Quelles seraient aujourd’hui les lignes de force de notre mission, qui n’est pourtant pas si vieille, mais dont il semble déjà nécessaire d’ajuster les conclusions ?

On ne veut pas toucher à l’architecture ; je le comprends, car c’est une position régalienne du Président de la République. Le terme du mandat approchant, il est peut-être difficile d’envisager « à chaud » une nouvelle réforme du renseignement. Toutefois, selon nombre de nos interlocuteurs, il est certain que les deux réformes engagées ne sont pas abouties, et il faudra les peaufiner, la deuxième ayant permis de contrer les effets pervers de la première. Une évolution aura donc probablement lieu, mais il appartiendra au futur exécutif de l’envisager.

J’en viens au constat.

Monsieur le ministre, je suis allé sur le terrain deux fois à un an d’intervalle, en mars 2015 et en mars de cette année, voir l’état de nos forces de sécurité. La mise en place est pour le moins contrastée.
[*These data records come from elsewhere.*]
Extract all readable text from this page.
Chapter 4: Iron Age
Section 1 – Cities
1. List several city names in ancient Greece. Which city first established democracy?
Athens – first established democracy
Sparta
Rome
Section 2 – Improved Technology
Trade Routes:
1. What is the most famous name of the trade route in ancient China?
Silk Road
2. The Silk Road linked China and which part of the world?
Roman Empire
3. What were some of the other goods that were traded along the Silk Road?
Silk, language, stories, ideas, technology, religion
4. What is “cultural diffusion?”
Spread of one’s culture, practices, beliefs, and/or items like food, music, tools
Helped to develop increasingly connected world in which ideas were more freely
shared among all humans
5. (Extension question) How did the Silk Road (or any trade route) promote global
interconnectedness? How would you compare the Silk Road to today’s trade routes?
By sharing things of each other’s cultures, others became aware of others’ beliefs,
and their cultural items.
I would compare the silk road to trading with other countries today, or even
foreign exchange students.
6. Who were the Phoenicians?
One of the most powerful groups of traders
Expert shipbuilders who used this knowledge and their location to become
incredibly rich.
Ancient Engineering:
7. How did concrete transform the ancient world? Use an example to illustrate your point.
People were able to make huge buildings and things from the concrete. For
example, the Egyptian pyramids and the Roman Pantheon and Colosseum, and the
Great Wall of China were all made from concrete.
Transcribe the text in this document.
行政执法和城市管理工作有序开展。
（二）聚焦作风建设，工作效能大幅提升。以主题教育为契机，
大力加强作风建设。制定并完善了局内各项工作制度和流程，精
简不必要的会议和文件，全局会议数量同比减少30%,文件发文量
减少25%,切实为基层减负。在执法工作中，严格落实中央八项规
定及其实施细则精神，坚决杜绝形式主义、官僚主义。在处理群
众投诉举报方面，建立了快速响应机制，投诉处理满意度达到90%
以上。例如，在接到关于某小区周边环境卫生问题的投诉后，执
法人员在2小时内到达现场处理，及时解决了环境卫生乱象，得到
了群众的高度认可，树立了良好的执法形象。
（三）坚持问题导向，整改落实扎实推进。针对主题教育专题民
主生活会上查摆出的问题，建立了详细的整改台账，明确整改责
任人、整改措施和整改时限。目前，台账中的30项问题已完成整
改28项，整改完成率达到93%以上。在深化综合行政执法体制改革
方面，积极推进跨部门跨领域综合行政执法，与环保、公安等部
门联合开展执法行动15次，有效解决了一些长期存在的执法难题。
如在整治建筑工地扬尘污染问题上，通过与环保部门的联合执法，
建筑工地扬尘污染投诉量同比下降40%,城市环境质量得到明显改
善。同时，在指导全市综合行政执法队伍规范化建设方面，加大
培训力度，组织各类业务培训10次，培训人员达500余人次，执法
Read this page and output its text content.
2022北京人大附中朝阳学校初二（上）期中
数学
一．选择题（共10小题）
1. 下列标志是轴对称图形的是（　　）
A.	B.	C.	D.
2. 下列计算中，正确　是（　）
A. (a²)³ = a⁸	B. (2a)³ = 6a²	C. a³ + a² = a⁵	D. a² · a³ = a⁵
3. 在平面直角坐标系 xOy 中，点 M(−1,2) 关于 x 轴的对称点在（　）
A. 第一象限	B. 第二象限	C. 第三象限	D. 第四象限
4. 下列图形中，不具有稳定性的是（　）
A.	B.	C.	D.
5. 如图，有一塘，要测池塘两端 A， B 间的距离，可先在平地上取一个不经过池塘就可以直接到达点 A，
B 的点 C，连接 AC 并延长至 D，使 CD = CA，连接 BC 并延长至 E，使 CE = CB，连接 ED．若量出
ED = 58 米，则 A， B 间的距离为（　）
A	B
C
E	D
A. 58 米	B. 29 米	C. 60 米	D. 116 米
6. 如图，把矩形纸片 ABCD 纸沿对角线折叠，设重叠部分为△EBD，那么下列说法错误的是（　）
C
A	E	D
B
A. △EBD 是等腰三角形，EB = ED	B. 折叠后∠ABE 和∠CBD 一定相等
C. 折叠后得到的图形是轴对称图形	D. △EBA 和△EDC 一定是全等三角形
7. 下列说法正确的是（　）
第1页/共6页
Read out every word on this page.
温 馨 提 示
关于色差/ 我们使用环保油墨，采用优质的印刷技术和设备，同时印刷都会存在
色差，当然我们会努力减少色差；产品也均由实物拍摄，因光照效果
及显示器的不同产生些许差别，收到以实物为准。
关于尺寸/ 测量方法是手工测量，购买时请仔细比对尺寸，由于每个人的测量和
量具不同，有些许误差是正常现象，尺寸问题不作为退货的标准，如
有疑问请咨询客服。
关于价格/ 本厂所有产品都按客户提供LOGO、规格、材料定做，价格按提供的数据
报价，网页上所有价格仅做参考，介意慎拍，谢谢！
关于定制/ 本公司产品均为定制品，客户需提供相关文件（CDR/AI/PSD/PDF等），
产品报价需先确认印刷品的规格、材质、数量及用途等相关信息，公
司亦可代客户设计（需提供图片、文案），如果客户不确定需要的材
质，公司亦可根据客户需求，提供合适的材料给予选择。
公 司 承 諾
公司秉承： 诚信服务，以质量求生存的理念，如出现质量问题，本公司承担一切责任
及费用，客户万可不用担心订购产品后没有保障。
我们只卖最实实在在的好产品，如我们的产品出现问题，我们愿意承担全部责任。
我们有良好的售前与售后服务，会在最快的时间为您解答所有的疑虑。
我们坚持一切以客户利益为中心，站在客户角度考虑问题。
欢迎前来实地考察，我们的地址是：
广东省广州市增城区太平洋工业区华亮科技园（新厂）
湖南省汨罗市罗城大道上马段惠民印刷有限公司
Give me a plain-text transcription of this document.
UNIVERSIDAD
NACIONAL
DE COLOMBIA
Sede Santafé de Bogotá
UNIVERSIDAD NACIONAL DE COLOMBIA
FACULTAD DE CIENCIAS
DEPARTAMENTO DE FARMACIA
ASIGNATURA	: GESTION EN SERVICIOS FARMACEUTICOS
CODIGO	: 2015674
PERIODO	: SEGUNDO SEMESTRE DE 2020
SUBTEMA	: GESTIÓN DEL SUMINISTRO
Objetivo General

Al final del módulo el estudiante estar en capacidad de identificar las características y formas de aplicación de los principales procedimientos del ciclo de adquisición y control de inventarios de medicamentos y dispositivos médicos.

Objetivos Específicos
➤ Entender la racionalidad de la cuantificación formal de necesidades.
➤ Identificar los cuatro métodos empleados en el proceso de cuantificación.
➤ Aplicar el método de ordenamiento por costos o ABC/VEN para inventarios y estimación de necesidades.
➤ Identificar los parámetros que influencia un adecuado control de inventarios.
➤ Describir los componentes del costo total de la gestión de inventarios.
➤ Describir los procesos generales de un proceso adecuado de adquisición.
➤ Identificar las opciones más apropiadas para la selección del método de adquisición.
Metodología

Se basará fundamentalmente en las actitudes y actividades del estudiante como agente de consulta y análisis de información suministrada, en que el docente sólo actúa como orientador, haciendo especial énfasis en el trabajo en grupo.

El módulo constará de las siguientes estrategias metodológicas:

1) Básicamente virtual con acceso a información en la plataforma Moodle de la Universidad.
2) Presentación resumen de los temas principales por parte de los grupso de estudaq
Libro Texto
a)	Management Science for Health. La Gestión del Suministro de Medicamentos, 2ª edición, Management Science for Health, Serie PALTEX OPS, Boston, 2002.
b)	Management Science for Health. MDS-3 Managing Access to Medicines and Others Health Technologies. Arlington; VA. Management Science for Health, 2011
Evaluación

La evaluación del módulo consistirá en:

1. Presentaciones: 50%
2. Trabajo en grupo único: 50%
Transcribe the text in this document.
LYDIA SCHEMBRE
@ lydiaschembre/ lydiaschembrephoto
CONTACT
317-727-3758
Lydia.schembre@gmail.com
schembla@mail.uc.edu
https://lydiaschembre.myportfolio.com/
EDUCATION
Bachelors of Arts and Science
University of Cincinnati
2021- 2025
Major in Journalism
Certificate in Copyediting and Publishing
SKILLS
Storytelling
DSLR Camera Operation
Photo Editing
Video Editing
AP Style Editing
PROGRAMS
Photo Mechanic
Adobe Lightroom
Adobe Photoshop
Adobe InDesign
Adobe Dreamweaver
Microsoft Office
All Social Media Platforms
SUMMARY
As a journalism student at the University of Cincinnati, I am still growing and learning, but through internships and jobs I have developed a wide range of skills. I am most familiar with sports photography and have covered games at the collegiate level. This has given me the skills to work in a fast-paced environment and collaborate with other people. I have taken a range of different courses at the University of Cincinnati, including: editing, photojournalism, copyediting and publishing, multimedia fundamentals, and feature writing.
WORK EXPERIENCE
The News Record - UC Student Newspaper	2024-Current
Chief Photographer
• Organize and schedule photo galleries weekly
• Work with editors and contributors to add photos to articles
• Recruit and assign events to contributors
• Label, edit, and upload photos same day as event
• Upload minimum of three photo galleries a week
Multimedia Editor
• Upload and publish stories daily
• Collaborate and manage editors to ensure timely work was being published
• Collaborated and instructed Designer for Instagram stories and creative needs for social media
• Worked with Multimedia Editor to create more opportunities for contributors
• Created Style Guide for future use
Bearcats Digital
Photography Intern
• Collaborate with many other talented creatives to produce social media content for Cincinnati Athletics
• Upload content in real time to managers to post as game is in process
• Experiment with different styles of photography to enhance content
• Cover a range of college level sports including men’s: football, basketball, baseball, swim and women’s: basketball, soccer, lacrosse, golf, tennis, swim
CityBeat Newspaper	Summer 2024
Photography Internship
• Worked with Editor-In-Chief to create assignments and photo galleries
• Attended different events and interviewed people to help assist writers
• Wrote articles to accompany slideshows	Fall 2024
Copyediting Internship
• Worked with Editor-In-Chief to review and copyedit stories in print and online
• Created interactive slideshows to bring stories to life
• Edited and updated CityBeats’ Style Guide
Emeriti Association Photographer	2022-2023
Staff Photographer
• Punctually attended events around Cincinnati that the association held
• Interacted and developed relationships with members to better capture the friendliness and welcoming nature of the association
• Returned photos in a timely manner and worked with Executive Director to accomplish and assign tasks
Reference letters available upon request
Dans un même département, par rapport à ce que j’avais constaté en mars 2015 – c’était pourtant après la première vague d’attentats –, j’ai trouvé, d’un côté, un préfet très impliqué, qui organise trois réunions hebdomadaires sur le sujet, mais, de l’autre, des services de gendarmerie qui ont certes reçu du matériel – des voitures –, mais dont les effectifs ne seront probablement renforcés qu’à la rentrée de septembre, alors qu’ils étaient déjà attendus l’an dernier. En ce qui concerne la police – je ne parle que de la sécurité publique –, il n’y a pratiquement pas de changement.